Assignment: Running a k-means Cluster Analysis

Program and outputs

Data loading and cleaning

import pandas as pd

CSV_PATH = 'gapminder.csv'

data = pd.read_csv(CSV_PATH)
print('Total number of countries: {0}'.format(len(data)))
Total number of countries: 213
import numpy as np

PREDICTORS = [
    'incomeperperson', 'alcconsumption', 'armedforcesrate',
    'breastcancerper100th', 'co2emissions', 'femaleemployrate',
    'hivrate', 'internetuserate',
    'polityscore', 'relectricperperson', 'suicideper100th',
    'employrate', 'urbanrate'
]

clean = data.copy()

clean = clean.replace(r'\s+', np.NaN, regex=True)
clean = clean[PREDICTORS + ['lifeexpectancy']].dropna()

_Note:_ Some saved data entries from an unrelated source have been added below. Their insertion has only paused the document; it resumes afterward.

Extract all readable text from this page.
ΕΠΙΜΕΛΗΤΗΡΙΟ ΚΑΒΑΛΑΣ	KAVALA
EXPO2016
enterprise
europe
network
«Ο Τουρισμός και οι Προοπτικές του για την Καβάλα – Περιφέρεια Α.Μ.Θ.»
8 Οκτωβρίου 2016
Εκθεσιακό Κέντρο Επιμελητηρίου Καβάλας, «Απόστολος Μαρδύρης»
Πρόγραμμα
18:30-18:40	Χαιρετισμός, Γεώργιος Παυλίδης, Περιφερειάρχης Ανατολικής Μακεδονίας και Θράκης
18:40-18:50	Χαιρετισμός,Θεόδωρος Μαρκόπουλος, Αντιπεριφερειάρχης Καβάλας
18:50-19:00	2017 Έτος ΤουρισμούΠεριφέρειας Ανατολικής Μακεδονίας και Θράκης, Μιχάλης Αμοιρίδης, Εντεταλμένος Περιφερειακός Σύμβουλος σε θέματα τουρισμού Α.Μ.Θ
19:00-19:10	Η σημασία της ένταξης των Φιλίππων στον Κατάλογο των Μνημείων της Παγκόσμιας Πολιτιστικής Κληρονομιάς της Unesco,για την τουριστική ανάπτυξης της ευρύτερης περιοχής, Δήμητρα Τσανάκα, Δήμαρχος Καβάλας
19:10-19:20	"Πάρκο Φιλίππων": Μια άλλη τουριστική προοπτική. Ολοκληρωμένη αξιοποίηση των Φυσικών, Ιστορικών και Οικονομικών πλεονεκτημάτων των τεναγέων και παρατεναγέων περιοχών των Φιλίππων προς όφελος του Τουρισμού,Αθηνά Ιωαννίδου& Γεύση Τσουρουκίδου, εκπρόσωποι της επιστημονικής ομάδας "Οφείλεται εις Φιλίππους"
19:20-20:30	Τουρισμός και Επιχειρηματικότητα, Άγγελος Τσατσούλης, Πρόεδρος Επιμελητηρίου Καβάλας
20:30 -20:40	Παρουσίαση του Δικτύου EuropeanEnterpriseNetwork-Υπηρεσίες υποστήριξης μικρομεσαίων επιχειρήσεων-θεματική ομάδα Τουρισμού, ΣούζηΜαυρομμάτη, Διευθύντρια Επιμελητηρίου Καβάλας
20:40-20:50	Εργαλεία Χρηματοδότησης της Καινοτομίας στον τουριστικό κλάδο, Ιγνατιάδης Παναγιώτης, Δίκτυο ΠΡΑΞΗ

for key in PREDICTORS + ['lifeexpectancy']:
    clean[key] = pd.to_numeric(clean[key], errors='coerce')


clean = clean.dropna()

print('Countries remaining:', len(clean))
clean.head()
Countries remaining: 107
incomeperperson alcconsumption armedforcesrate breastcancerper100th co2emissions femaleemployrate hivrate internetuserate polityscore relectricperperson suicideper100th employrate urbanrate lifeexpectancy
2 2231.993335 0.69 2.306817 23.5 2.932109e+09 31.700001 0.1 12.500073 2 590.509814 4.848770 50.500000 65.22 73.131
4 1381.004268 5.57 1.461329 23.1 2.483580e+08 69.400002 2.0 9.999954 -2 172.999227 14.554677 75.699997 56.70 51.093
6 10749.419238 9.35 0.560987 73.9 5.872119e+09 45.900002 0.5 36.000335 8 768.428300 7.765584 58.400002 92.00 75.901
7 1326.741757 13.66 2.618438 51.6 5.121967e+07 34.200001 0.1 44.001025 5 603.763058 3.741588 40.099998 63.86 74.241
9 25249.986061 10.21 0.486280 83.2 1.297009e+10 54.599998 0.1 75.895654 10 2825.391095 8.470030 61.500000 88.74 81.907
from sklearn import preprocessing
from sklearn.model_selection import train_test_split

predictors = clean[PREDICTORS].copy()
for key in PREDICTORS:
    predictors[key] = preprocessing.scale(predictors[key])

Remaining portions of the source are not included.